#3706. 民族と人種[ethnic_group][race][sociolinguistics][category]


 筆者は学生時代に言語学に関心をもち,そこから歴史言語学,そして社会言語学へと関心を広げてきたが,まさか「民族」と「人種」といった抜き差しならない社会的な問題を扱うことになろうとは夢にも思わなかった.初心に戻って「民族」 (ethnic_group) と「人種」 (race) について整理してみたい.伝統的には前者は文化的なもの,後者は形質的なものととらえてきたが,昨今では必ずしもそのようにとらえられているわけではない.まずは「民族性」 (ethnicity) について見ておこう.A Dictionary of Sociolinguisticsethnicity の項 (100--01) より.

ethnicity An aspect of an individual's social IDENTITY which is closely associated with language. Ethnicity is usually assigned on the basis of descent. In addition, the subjective experience of belonging to a culturally and historically distinct social group is often included in definitions of ethnicity. Thus, DEAF people usually consider themselves to be part of the Deaf community, which is defined by specific cultural and linguistic practices, although they may not have been born into the community (they may have become Deaf only later in life, or they may have grown up among hearing people). Questions of identity and ethnicity are also problematical in the context of migration.
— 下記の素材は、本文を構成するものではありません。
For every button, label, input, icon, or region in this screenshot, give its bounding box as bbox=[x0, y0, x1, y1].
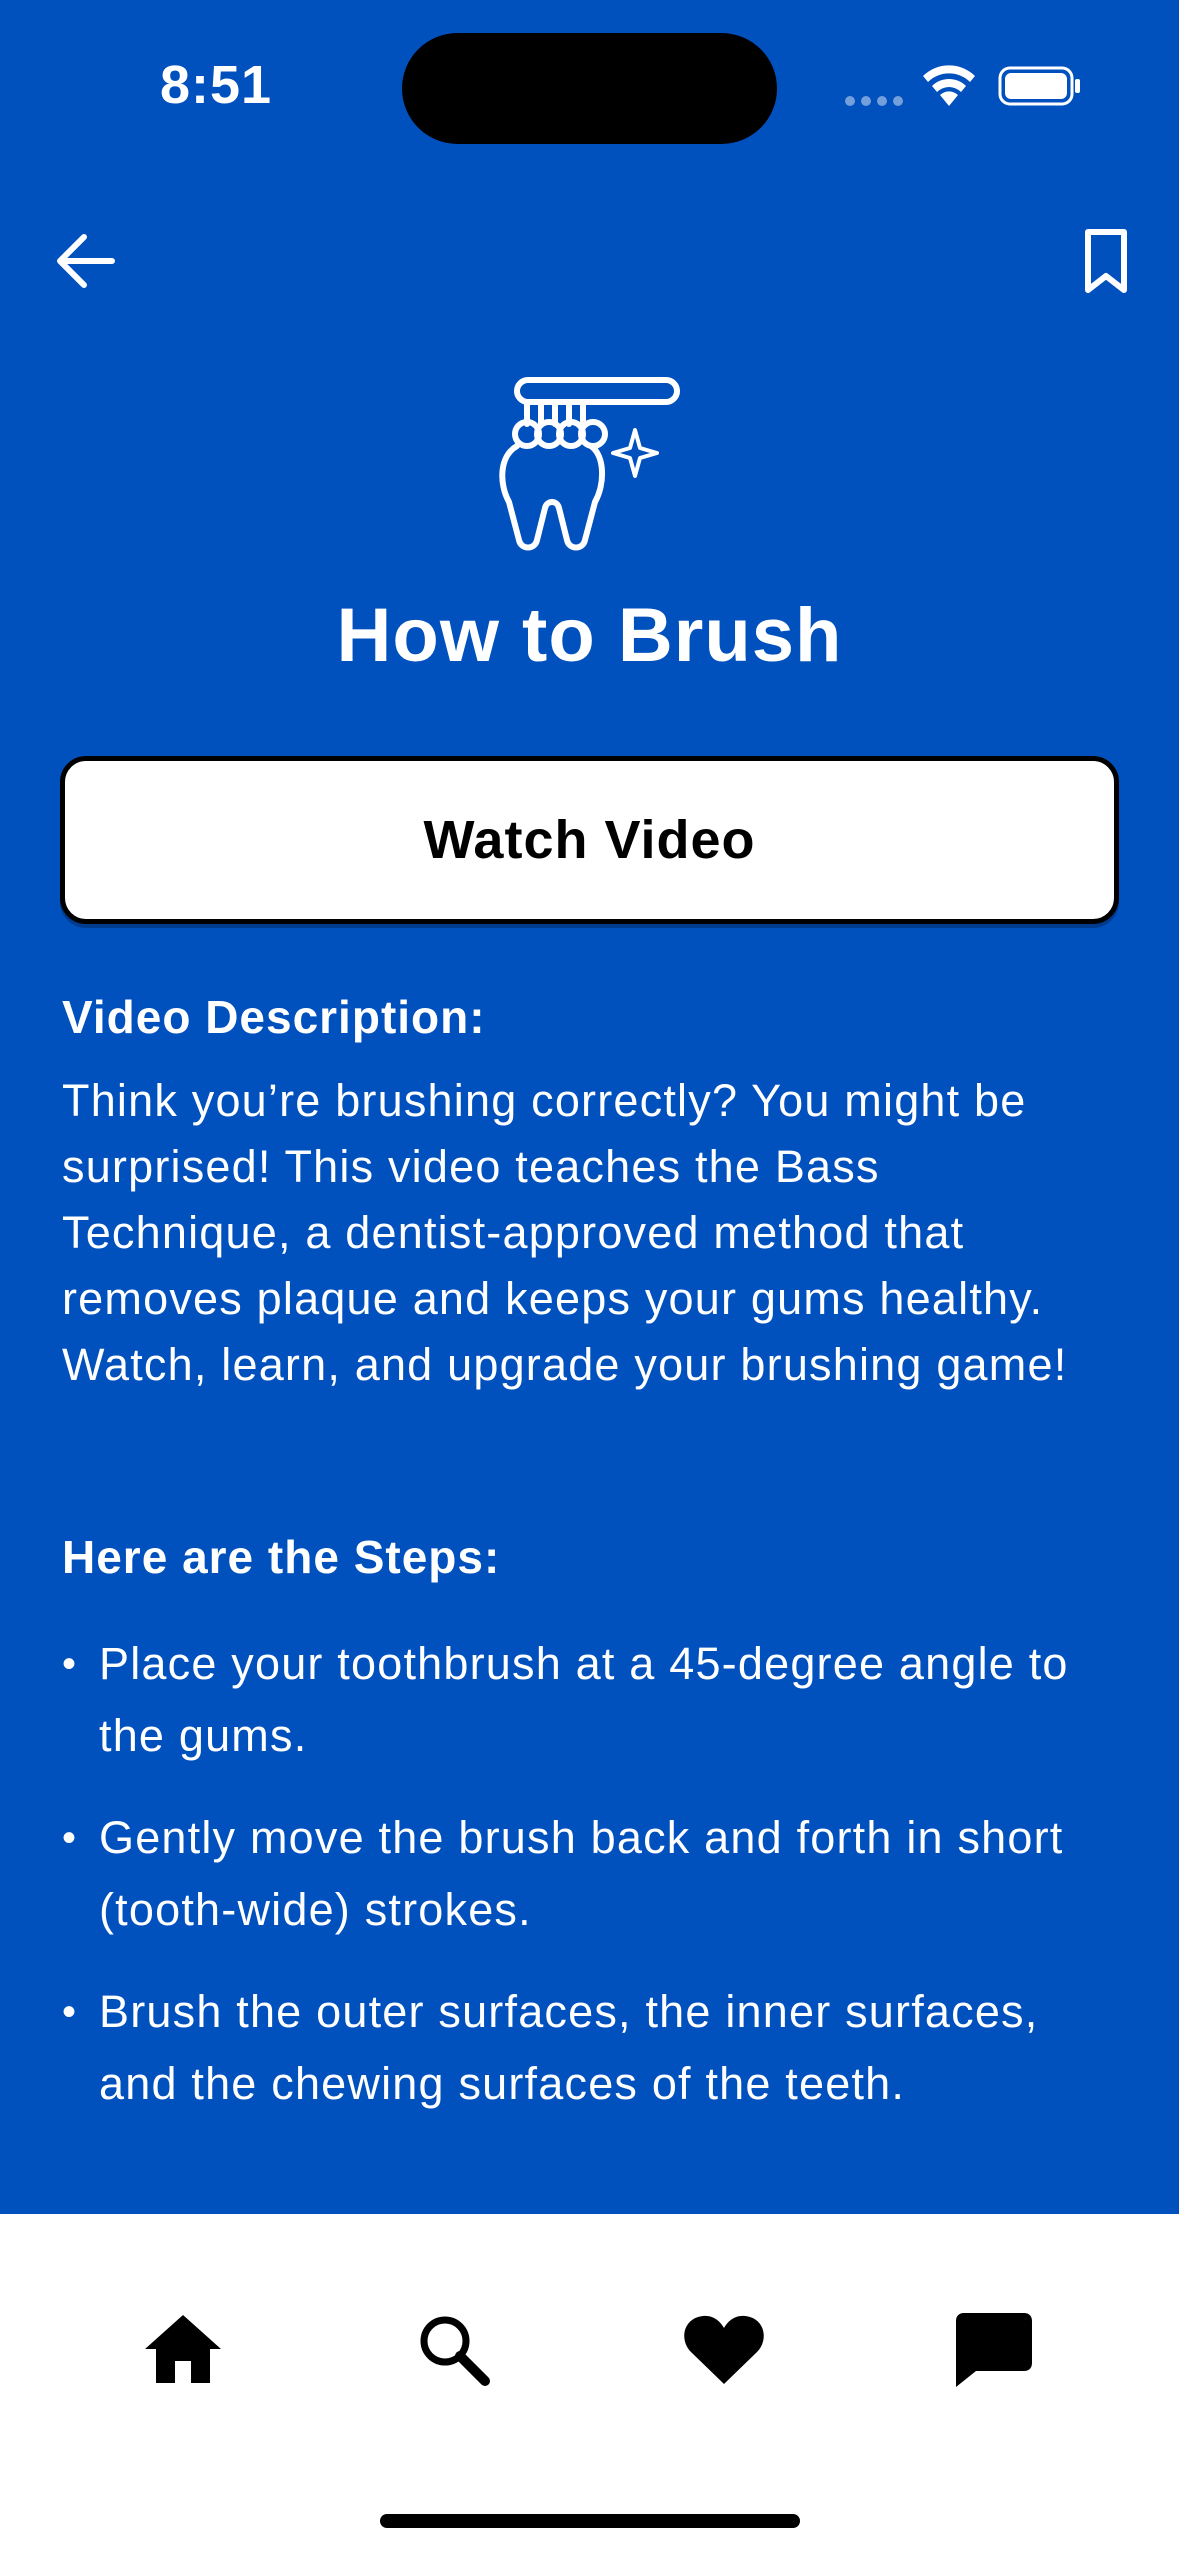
battery-icon bbox=[998, 66, 1080, 106]
step-item: • Brush the outer surfaces, the inner su… bbox=[62, 1976, 1122, 2120]
tooth-toothbrush-icon bbox=[499, 377, 680, 551]
dynamic-island bbox=[402, 33, 777, 144]
status-time: 8:51 bbox=[160, 55, 273, 115]
watch-video-button[interactable]: Watch Video bbox=[60, 756, 1119, 924]
tab-favorites[interactable] bbox=[674, 2299, 774, 2399]
bookmark-icon bbox=[1085, 229, 1127, 293]
step-text: Place your toothbrush at a 45-degree ang… bbox=[99, 1638, 1069, 1761]
home-indicator bbox=[380, 2514, 800, 2528]
tab-bar bbox=[0, 2214, 1179, 2556]
tab-messages[interactable] bbox=[944, 2299, 1044, 2399]
video-description-heading: Video Description: bbox=[62, 991, 486, 1043]
cellular-signal-icon bbox=[845, 93, 909, 111]
tab-home[interactable] bbox=[133, 2299, 233, 2399]
steps-list: • Place your toothbrush at a 45-degree a… bbox=[62, 1628, 1122, 2150]
bullet: • bbox=[62, 1816, 78, 1860]
search-icon bbox=[420, 2316, 490, 2386]
wifi-icon bbox=[923, 65, 975, 106]
bullet: • bbox=[62, 1642, 78, 1686]
step-text: Brush the outer surfaces, the inner surf… bbox=[99, 1986, 1039, 2109]
home-icon bbox=[145, 2315, 221, 2383]
status-bar: 8:51 bbox=[0, 0, 1179, 180]
step-text: Gently move the brush back and forth in … bbox=[99, 1812, 1064, 1935]
chat-icon bbox=[956, 2313, 1032, 2387]
back-button[interactable] bbox=[52, 228, 118, 294]
steps-heading: Here are the Steps: bbox=[62, 1531, 501, 1583]
step-item: • Place your toothbrush at a 45-degree a… bbox=[62, 1628, 1122, 1772]
bookmark-button[interactable] bbox=[1078, 226, 1138, 298]
bullet: • bbox=[62, 1990, 78, 2034]
step-item: • Gently move the brush back and forth i… bbox=[62, 1802, 1122, 1946]
video-description-text: Think you’re brushing correctly? You mig… bbox=[62, 1075, 1068, 1390]
page-title: How to Brush bbox=[336, 593, 843, 678]
tab-search[interactable] bbox=[403, 2299, 503, 2399]
arrow-left-icon bbox=[57, 234, 115, 288]
heart-icon bbox=[684, 2315, 764, 2384]
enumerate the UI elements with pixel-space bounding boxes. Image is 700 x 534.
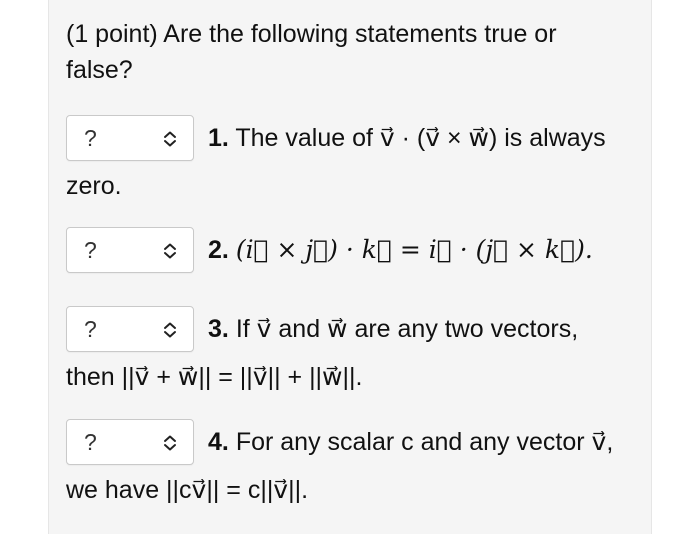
question-1: ? 1. The value of v⃗ · (v⃗ × w⃗) is alwa… bbox=[66, 115, 646, 207]
answer-select-3[interactable]: ? bbox=[66, 306, 194, 352]
question-text: For any scalar c and any vector v⃗, bbox=[235, 428, 614, 456]
problem-prompt: (1 point) Are the following statements t… bbox=[66, 20, 557, 84]
answer-select-value: ? bbox=[84, 316, 97, 342]
question-3: ? 3. If v⃗ and w⃗ are any two vectors, t… bbox=[66, 306, 646, 398]
answer-select-value: ? bbox=[84, 237, 97, 263]
question-text: The value of v⃗ · (v⃗ × w⃗) is always bbox=[235, 124, 606, 152]
question-text-continued: we have ||cv⃗|| = c||v⃗||. bbox=[66, 476, 309, 504]
question-2: ? 2. (i⃗ × j⃗) · k⃗ = i⃗ · (j⃗ × k⃗). bbox=[66, 227, 646, 273]
question-number: 1. bbox=[208, 124, 229, 152]
question-number: 3. bbox=[208, 315, 229, 343]
question-text-continued: then ||v⃗ + w⃗|| = ||v⃗|| + ||w⃗||. bbox=[66, 363, 363, 391]
answer-select-1[interactable]: ? bbox=[66, 115, 194, 161]
chevron-updown-icon bbox=[164, 435, 176, 451]
chevron-updown-icon bbox=[164, 243, 176, 259]
answer-select-2[interactable]: ? bbox=[66, 227, 194, 273]
question-number: 2. bbox=[208, 236, 229, 264]
answer-select-4[interactable]: ? bbox=[66, 419, 194, 465]
chevron-updown-icon bbox=[164, 131, 176, 147]
answer-select-value: ? bbox=[84, 125, 97, 151]
question-number: 4. bbox=[208, 428, 229, 456]
chevron-updown-icon bbox=[164, 322, 176, 338]
question-text: (i⃗ × j⃗) · k⃗ = i⃗ · (j⃗ × k⃗). bbox=[235, 235, 593, 264]
question-text-continued: zero. bbox=[66, 172, 122, 200]
answer-select-value: ? bbox=[84, 429, 97, 455]
question-4: ? 4. For any scalar c and any vector v⃗,… bbox=[66, 419, 646, 511]
question-text: If v⃗ and w⃗ are any two vectors, bbox=[235, 315, 579, 343]
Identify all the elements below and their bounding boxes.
Second-generation migrants may not wish to identify with their traditional ethnic group but with the new society (e.g. second-generation German migrants in the USA may see themselves not as German but as American; such shifts in identity are often accompanied by symbolic actions such as name changes --- Karl Müller to Chuck Miller). To assign individuals unambiguously to distinct ethnic groups can be difficult in such contexts. Sometimes RELIGION is also considered to form part of ethnicity.
   Language forms a central aspect and symbol of ethnic identity (see e.g. Smolicz (1981) on language as a 'core value' of an ethnic group). Sociolinguists who study multicultural societies have often included ethnicity as a SOCIAL VARIABLE. Horvath (1985), for example, included speakers from different ethnic groups (Australians of English, Italian and Greek background) in her study of English in Sydney.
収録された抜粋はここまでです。